Most Constrained Variables And Least Constraining Value

There are two important ordering methods for solving CSP problems using backtracking search:

The former is for ordering variables. It tells us that it’s better to consider the variables with minimum remaining values, so it’s also known as the most constrained variables method. The latter is for ordering values. After we decided to consider one variable, there are many values to consider. It tells us that it’s better to consider the least constraining value firstly.

Most of the people believe that MRV leads the searching fail-fast, and LCV leads the searching succeed-fast. Choose the fail-fast variable but choose the succeed-fast value. Choose the most constrained variable but choose the least constraining value. It seems that the two ordering methods are not consistent, right?

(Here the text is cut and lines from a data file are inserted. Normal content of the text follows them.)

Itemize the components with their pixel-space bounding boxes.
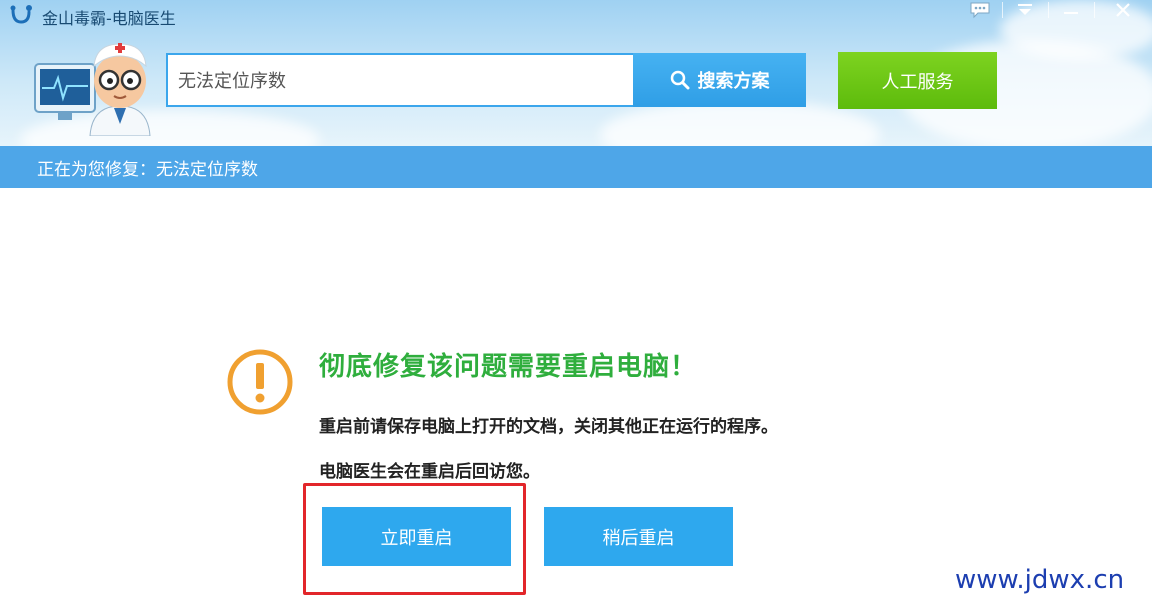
notice-line-2: 电脑医生会在重启后回访您。 [319, 462, 540, 482]
restart-later-label: 稍后重启 [602, 527, 675, 549]
header: 金山毒霸-电脑医生 无法定位序数 搜索方案 人工服务 [0, 0, 1152, 146]
minimize-icon [1064, 12, 1078, 14]
doctor-mascot-icon [34, 43, 151, 136]
highlight-annotation [303, 483, 526, 595]
app-logo-icon [10, 5, 32, 24]
menu-icon [1018, 4, 1032, 15]
search-input[interactable] [168, 55, 633, 105]
status-bar: 正在为您修复：无法定位序数 [0, 146, 1152, 188]
notice-line-1: 重启前请保存电脑上打开的文档，关闭其他正在运行的程序。 [319, 417, 778, 437]
search-box[interactable] [166, 53, 633, 107]
status-text: 正在为您修复：无法定位序数 [37, 159, 258, 180]
window-separator [1094, 2, 1095, 18]
search-button[interactable]: 搜索方案 [633, 53, 806, 107]
warning-icon [227, 349, 293, 415]
human-service-button[interactable]: 人工服务 [838, 52, 997, 109]
notice-headline: 彻底修复该问题需要重启电脑！ [319, 352, 698, 382]
watermark: www.jdwx.cn [955, 565, 1125, 595]
search-button-label: 搜索方案 [697, 71, 770, 92]
close-icon [1116, 3, 1130, 17]
window-title: 金山毒霸-电脑医生 [42, 9, 176, 28]
minimize-button[interactable] [1056, 0, 1086, 20]
menu-button[interactable] [1010, 0, 1040, 20]
close-button[interactable] [1108, 0, 1138, 20]
chat-icon [970, 2, 990, 19]
human-service-label: 人工服务 [881, 71, 954, 93]
chat-button[interactable] [965, 0, 995, 20]
window-separator [1002, 2, 1003, 18]
search-icon [670, 70, 689, 90]
restart-later-button[interactable]: 稍后重启 [544, 507, 733, 566]
window-separator [1048, 2, 1049, 18]
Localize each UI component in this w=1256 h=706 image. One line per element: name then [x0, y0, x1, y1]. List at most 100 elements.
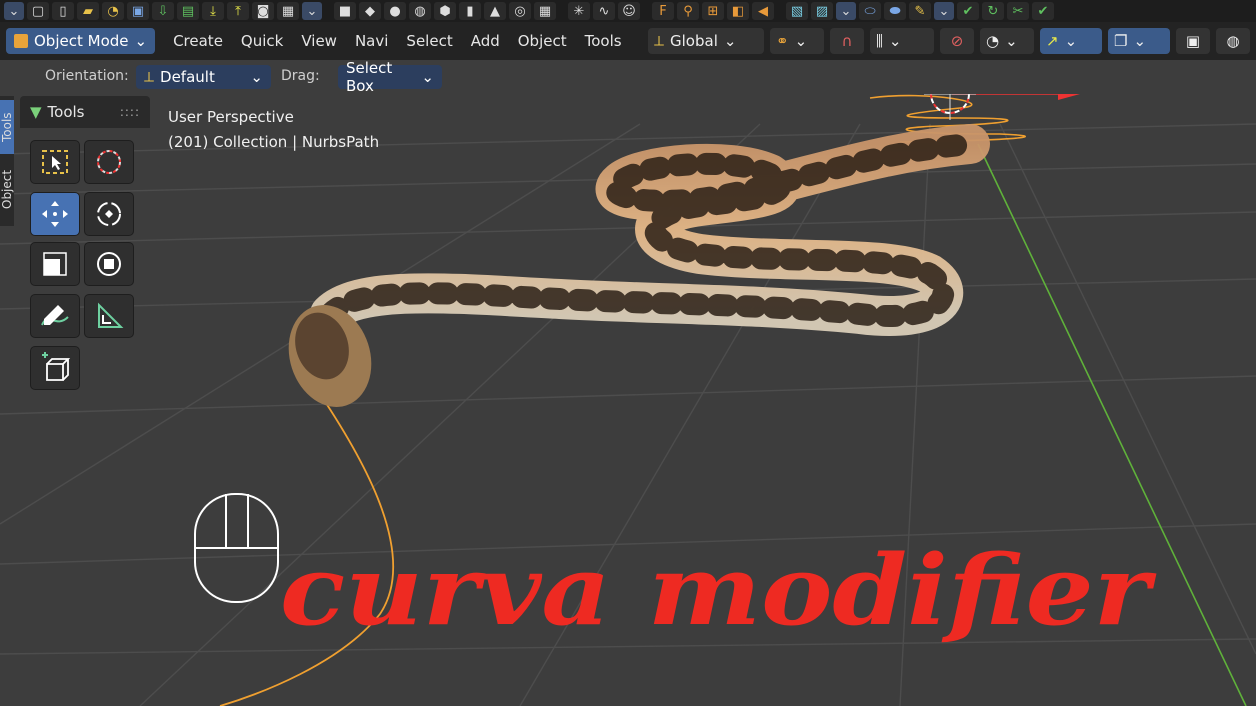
tool-annotate[interactable] — [30, 294, 80, 338]
tools-panel-header[interactable]: ▼ Tools :::: — [20, 96, 150, 128]
orientation-value: Default — [160, 68, 215, 86]
menu-quick[interactable]: Quick — [241, 32, 283, 50]
reference-image-icon[interactable]: ▨ — [811, 2, 833, 20]
import-icon[interactable]: ⤓ — [202, 2, 224, 20]
chevron-down-icon: ⌄ — [421, 68, 434, 86]
folder-icon[interactable]: ▰ — [77, 2, 99, 20]
ico-sphere-icon[interactable]: ⬢ — [434, 2, 456, 20]
snap-target-dropdown[interactable]: ⫼ ⌄ — [870, 28, 934, 54]
menu-navi[interactable]: Navi — [355, 32, 388, 50]
tab-object[interactable]: Object — [0, 160, 14, 218]
cylinder-icon[interactable]: ▮ — [459, 2, 481, 20]
scissors-icon[interactable]: ✂ — [1007, 2, 1029, 20]
cube-icon — [14, 34, 28, 48]
plane-icon[interactable]: ■ — [334, 2, 356, 20]
tool-transform[interactable] — [84, 242, 134, 286]
curve-icon[interactable]: ∿ — [593, 2, 615, 20]
dropdown-icon[interactable]: ⌄ — [302, 2, 322, 20]
tool-settings-bar: Orientation: ⟂ Default ⌄ Drag: Select Bo… — [0, 59, 1256, 95]
file-icon[interactable]: ▯ — [52, 2, 74, 20]
grid-icon[interactable]: ▦ — [534, 2, 556, 20]
pivot-point-dropdown[interactable]: ⚭ ⌄ — [770, 28, 824, 54]
lattice-icon[interactable]: ⊞ — [702, 2, 724, 20]
scale-icon — [43, 252, 67, 276]
drag-dropdown[interactable]: Select Box ⌄ — [338, 59, 442, 95]
dropdown-icon[interactable]: ⌄ — [4, 2, 24, 20]
transform-icon — [97, 252, 121, 276]
tools-panel-title: Tools — [47, 103, 85, 121]
menu-create[interactable]: Create — [173, 32, 223, 50]
chevron-down-icon: ⌄ — [794, 32, 808, 50]
transform-orientation-dropdown[interactable]: ⟂ Global ⌄ — [648, 28, 764, 54]
menu-object[interactable]: Object — [518, 32, 567, 50]
image-icon[interactable]: ▧ — [786, 2, 808, 20]
tool-measure[interactable] — [84, 294, 134, 338]
refresh-icon[interactable]: ↻ — [982, 2, 1004, 20]
cursor-icon — [97, 150, 121, 174]
wireframe-shading-button[interactable]: ◍ — [1216, 28, 1250, 54]
menu-tools[interactable]: Tools — [585, 32, 622, 50]
object-mode-dropdown[interactable]: Object Mode ⌄ — [6, 28, 156, 54]
force-field-icon[interactable]: ⬬ — [884, 2, 906, 20]
chevron-down-icon: ⌄ — [1005, 32, 1018, 50]
armature-icon[interactable]: ⚲ — [677, 2, 699, 20]
snap-icon[interactable]: ✔ — [957, 2, 979, 20]
dropdown-icon[interactable]: ⌄ — [836, 2, 856, 20]
render-animation-icon[interactable]: ▦ — [277, 2, 299, 20]
proportional-icon: ⊘ — [950, 32, 964, 50]
cone-icon[interactable]: ▲ — [484, 2, 506, 20]
text-icon[interactable]: F — [652, 2, 674, 20]
tool-rotate[interactable] — [84, 192, 134, 236]
light-probe-icon[interactable]: ⬭ — [859, 2, 881, 20]
monkey-icon[interactable]: ☺ — [618, 2, 640, 20]
tool-move[interactable] — [30, 192, 80, 236]
uv-sphere-icon[interactable]: ◍ — [409, 2, 431, 20]
export-icon[interactable]: ⤒ — [227, 2, 249, 20]
snap-toggle[interactable]: ∩ — [830, 28, 864, 54]
grip-icon[interactable]: :::: — [120, 105, 140, 119]
tab-tools[interactable]: Tools — [0, 100, 14, 154]
tool-cursor[interactable] — [84, 140, 134, 184]
chevron-down-icon: ⌄ — [1064, 32, 1078, 50]
tool-add-cube[interactable] — [30, 346, 80, 390]
save-as-icon[interactable]: ⇩ — [152, 2, 174, 20]
render-image-icon[interactable]: ◙ — [252, 2, 274, 20]
gizmo-dropdown[interactable]: ↗ ⌄ — [1040, 28, 1102, 54]
viewport-3d[interactable]: curva modifier — [0, 94, 1256, 706]
speaker-icon[interactable]: ◀ — [752, 2, 774, 20]
torus-icon[interactable]: ◎ — [509, 2, 531, 20]
drag-label: Drag: — [281, 68, 320, 84]
overlays-dropdown[interactable]: ❐ ⌄ — [1108, 28, 1170, 54]
dropdown-icon[interactable]: ⌄ — [934, 2, 954, 20]
orientation-label: Orientation: — [45, 68, 129, 84]
empty-icon[interactable]: ✳ — [568, 2, 590, 20]
new-file-icon[interactable]: ▢ — [27, 2, 49, 20]
measure-icon — [98, 302, 124, 328]
save-icon[interactable]: ▣ — [127, 2, 149, 20]
eye-icon: ◔ — [986, 32, 1000, 50]
triangle-down-icon: ▼ — [30, 103, 42, 121]
save-copy-icon[interactable]: ▤ — [177, 2, 199, 20]
brush-icon[interactable]: ✎ — [909, 2, 931, 20]
circle-icon[interactable]: ● — [384, 2, 406, 20]
apply-icon[interactable]: ✔ — [1032, 2, 1054, 20]
tool-select-box[interactable] — [30, 140, 80, 184]
menu-view[interactable]: View — [301, 32, 337, 50]
pivot-icon: ⚭ — [776, 32, 789, 50]
visibility-dropdown[interactable]: ◔ ⌄ — [980, 28, 1034, 54]
camera-icon[interactable]: ◧ — [727, 2, 749, 20]
cube-icon[interactable]: ◆ — [359, 2, 381, 20]
tool-scale[interactable] — [30, 242, 80, 286]
increment-icon: ⫼ — [876, 32, 883, 50]
menu-select[interactable]: Select — [406, 32, 452, 50]
proportional-editing-toggle[interactable]: ⊘ — [940, 28, 974, 54]
axes-icon: ⟂ — [654, 32, 665, 50]
xray-toggle[interactable]: ▣ — [1176, 28, 1210, 54]
menu-add[interactable]: Add — [471, 32, 500, 50]
recent-icon[interactable]: ◔ — [102, 2, 124, 20]
orientation-dropdown[interactable]: ⟂ Default ⌄ — [136, 65, 271, 89]
axes-icon: ⟂ — [144, 68, 155, 86]
orientation-label: Global — [670, 32, 718, 50]
move-icon — [42, 201, 68, 227]
icon-toolbar: ⌄ ▢ ▯ ▰ ◔ ▣ ⇩ ▤ ⤓ ⤒ ◙ ▦ ⌄ ■ ◆ ● ◍ ⬢ ▮ ▲ … — [0, 0, 1256, 22]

Actually, this question confuses me a lot. After struggling hard, I believe the truth is in my mind now. Both methods want the searching end-fast. MRV leads the searching not only fail-fast but also succeed-fast. LCV leads the searching succeed-fast, but not fail-fast. When considering to choose variables, choosing the most constrained variable makes the searching tree thin, so it leads the searching end-fast. When considering to choose values, there are two cases. Suppose that we have $n$ values to consider, that means we have $n$ sub searching trees currently. If all the $n$ sub searching trees fail in the end, then it’s no matter how we order the values. If one of the sub searching trees succeeds, it’s better to consider this succeeding sub searching tree. We believe the least constraining value has the most probability to succeed, so we consider the least constraining value firstly, and so this leads succeed-fast.